Implications for EMTALA


On August 1, 2006, the Centers for Medicare & Medicaid Services (CMS) issued the hospital inpatient prospective payment system (IPPS) final rule for fiscal year (FY) 2007. In this rule, CMS estimates FY 2007 operating and capital payments for hospitals under the Medicare program will increase by $3.4 billion, with payment rates increasing by 3.5 percent on average to all hospitals.

Of particular interest are the following changes relating to EMTALA:

Emergency Medical Treatment and Labor Act (EMTALA) Technical Advisory Group
Section 945 of the Medicare Modernization Act (MMA) directed the Secretary to convene a Technical Advisory Group (TAG) to review issues related to EMTALA and its implementation. In this rule, CMS is finalizing two revisions to current regulations recommended by the EMTALA TAG.

CMS is modifying the current requirement under which only a physician is authorized to determine that a pregnant woman having contractions is in false labor. As recommended by the TAG, CMS will allow hospitals the flexibility to use certified nurse-midwives or other qualified non-physicians acting within their scope of practice, as defined in hospital medical staff bylaws and State law.

EMTALA Requirements and Specialty Hospitals
Over the past year, CMS has considered how provisions of EMTALA should apply to specialty hospitals. CMS held a special Open Door Forum to solicit comments on this issue. Additionally, the EMTALA TAG was asked to consider: (1) whether there should be a Federal requirement that all hospitals must have an emergency department; (2) whether EMTALA should be interpreted as meaning that all hospitals (including specialty hospitals) with specialized capabilities or facilities must accept appropriate transfers; and (3) whether specialty hospitals are exacerbating problems with an "on-call" coverage for emergency departments.

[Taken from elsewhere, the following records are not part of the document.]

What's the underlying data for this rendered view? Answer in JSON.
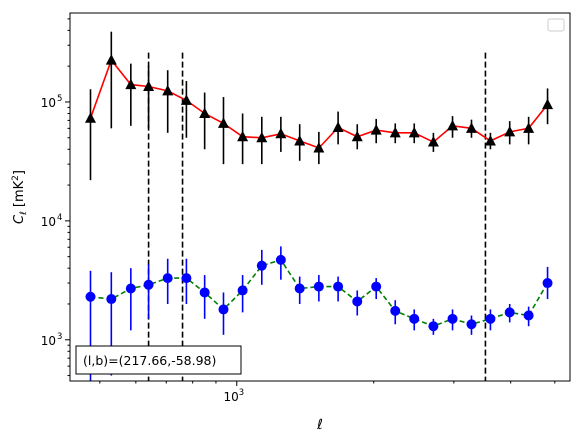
{
  "chart_data": {
    "type": "scatter",
    "xscale": "log",
    "yscale": "log",
    "xlim": [
      430,
      5400
    ],
    "ylim": [
      450,
      560000
    ],
    "xlabel": "ℓ",
    "ylabel": "C_ℓ  [mK²]",
    "x_tick_labels": [
      {
        "value": 1000,
        "label": "10^3"
      }
    ],
    "y_tick_labels": [
      {
        "value": 1000,
        "label": "10^3"
      },
      {
        "value": 10000,
        "label": "10^4"
      },
      {
        "value": 100000,
        "label": "10^5"
      }
    ],
    "legend": {
      "placement": "top-right",
      "entries": []
    },
    "annotation": "(l,b)=(217.66,-58.98)",
    "vlines": {
      "x": [
        640,
        760,
        3520
      ],
      "y_range": [
        450,
        260000
      ],
      "style": "dashed",
      "color": "#000000"
    },
    "x": [
      477,
      530,
      585,
      640,
      705,
      775,
      850,
      935,
      1030,
      1135,
      1250,
      1375,
      1515,
      1670,
      1840,
      2025,
      2230,
      2455,
      2705,
      2980,
      3280,
      3610,
      3980,
      4380,
      4820
    ],
    "series": [
      {
        "color": "#ff0000",
        "marker": "triangle",
        "marker_color": "#000000",
        "errorbar_color": "#000000",
        "line_style": "solid",
        "y": [
          73000,
          225000,
          140000,
          135000,
          124000,
          103000,
          80000,
          66000,
          51000,
          50000,
          54000,
          47000,
          41000,
          61000,
          51000,
          58000,
          55000,
          55000,
          46000,
          63000,
          60000,
          47000,
          56000,
          60000,
          95000
        ],
        "y_err_low": [
          51000,
          165000,
          77000,
          75000,
          69000,
          53000,
          40000,
          36000,
          21000,
          20000,
          16000,
          15000,
          11000,
          17000,
          11000,
          13000,
          10000,
          10000,
          8000,
          13000,
          10000,
          7000,
          12000,
          16000,
          30000
        ],
        "y_err_high": [
          55000,
          165000,
          70000,
          65000,
          61000,
          47000,
          40000,
          44000,
          29000,
          25000,
          21000,
          18000,
          15000,
          22000,
          14000,
          14000,
          11000,
          11000,
          9000,
          13000,
          11000,
          8000,
          13000,
          15000,
          35000
        ]
      },
      {
        "color": "#008000",
        "marker": "circle",
        "marker_color": "#0000ff",
        "errorbar_color": "#0000ff",
        "line_style": "dashed",
        "y": [
          2300,
          2200,
          2700,
          2900,
          3300,
          3300,
          2500,
          1800,
          2600,
          4200,
          4700,
          2700,
          2800,
          2800,
          2100,
          2800,
          1750,
          1500,
          1300,
          1500,
          1350,
          1500,
          1700,
          1600,
          3000
        ],
        "y_err_low": [
          1850,
          1700,
          1500,
          1400,
          1300,
          1300,
          1000,
          700,
          900,
          1300,
          1500,
          700,
          700,
          700,
          500,
          600,
          400,
          300,
          200,
          300,
          250,
          300,
          300,
          300,
          800
        ],
        "y_err_high": [
          1500,
          1500,
          1300,
          1400,
          1500,
          1500,
          1000,
          700,
          900,
          1500,
          1400,
          700,
          700,
          600,
          500,
          500,
          400,
          300,
          200,
          300,
          250,
          300,
          300,
          300,
          1100
        ]
      }
    ]
  }
}
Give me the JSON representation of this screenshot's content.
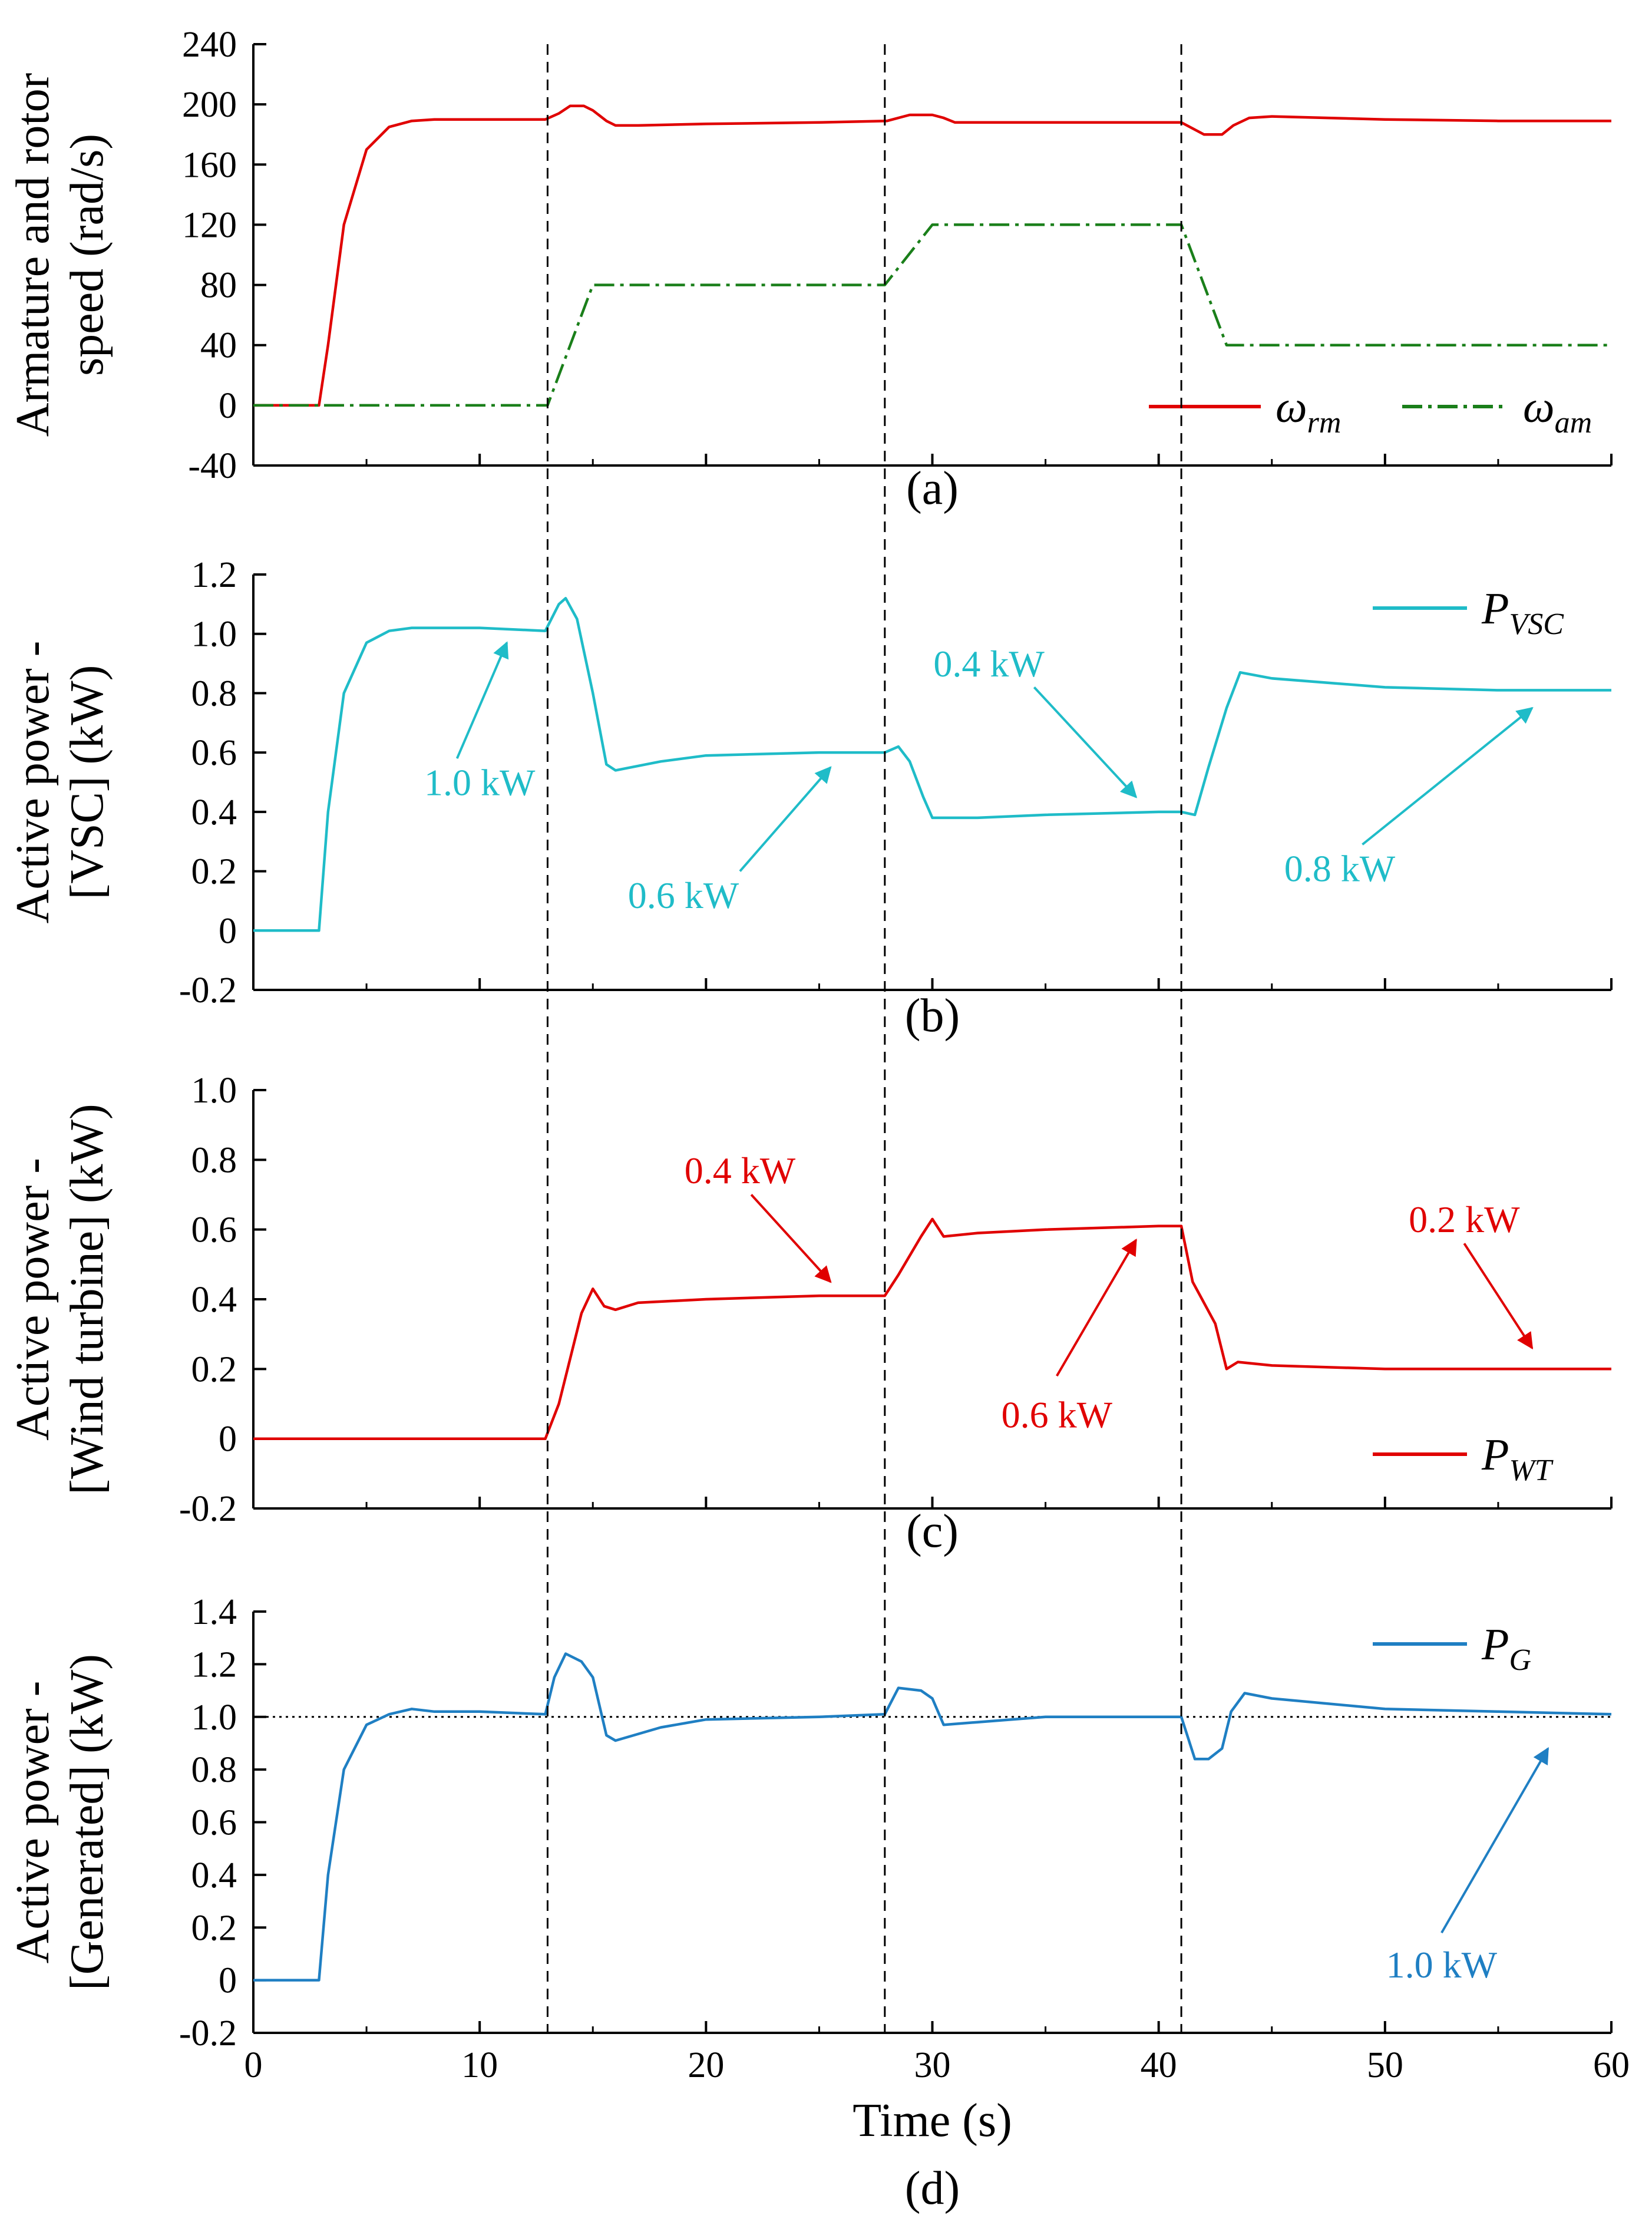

After taking into account the EMTALA TAG's deliberations and public comments from the EMTALA TAG meeting and the Open Door Forum, CMS does not currently intend to recommend to Congress that all hospitals must have an emergency department; or require, as a condition of Medicare participation, that all hospitals have an emergency department. Furthermore, CMS is not proposing, at this time, any statutory or regulatory changes regarding on-call requirements.

However, CMS is requiring that all Medicare-participating hospitals with specialized capabilities, including specialty hospitals, must accept appropriate transfers of unstable individuals, regardless of whether the hospital with specialized capabilities has an emergency department. CMS has, in the past, taken enforcement actions based on its policy that all participating hospitals with specialized capabilities have an EMTALA obligation to accept an appropriate transfer of an unstable individual protected by EMTALA.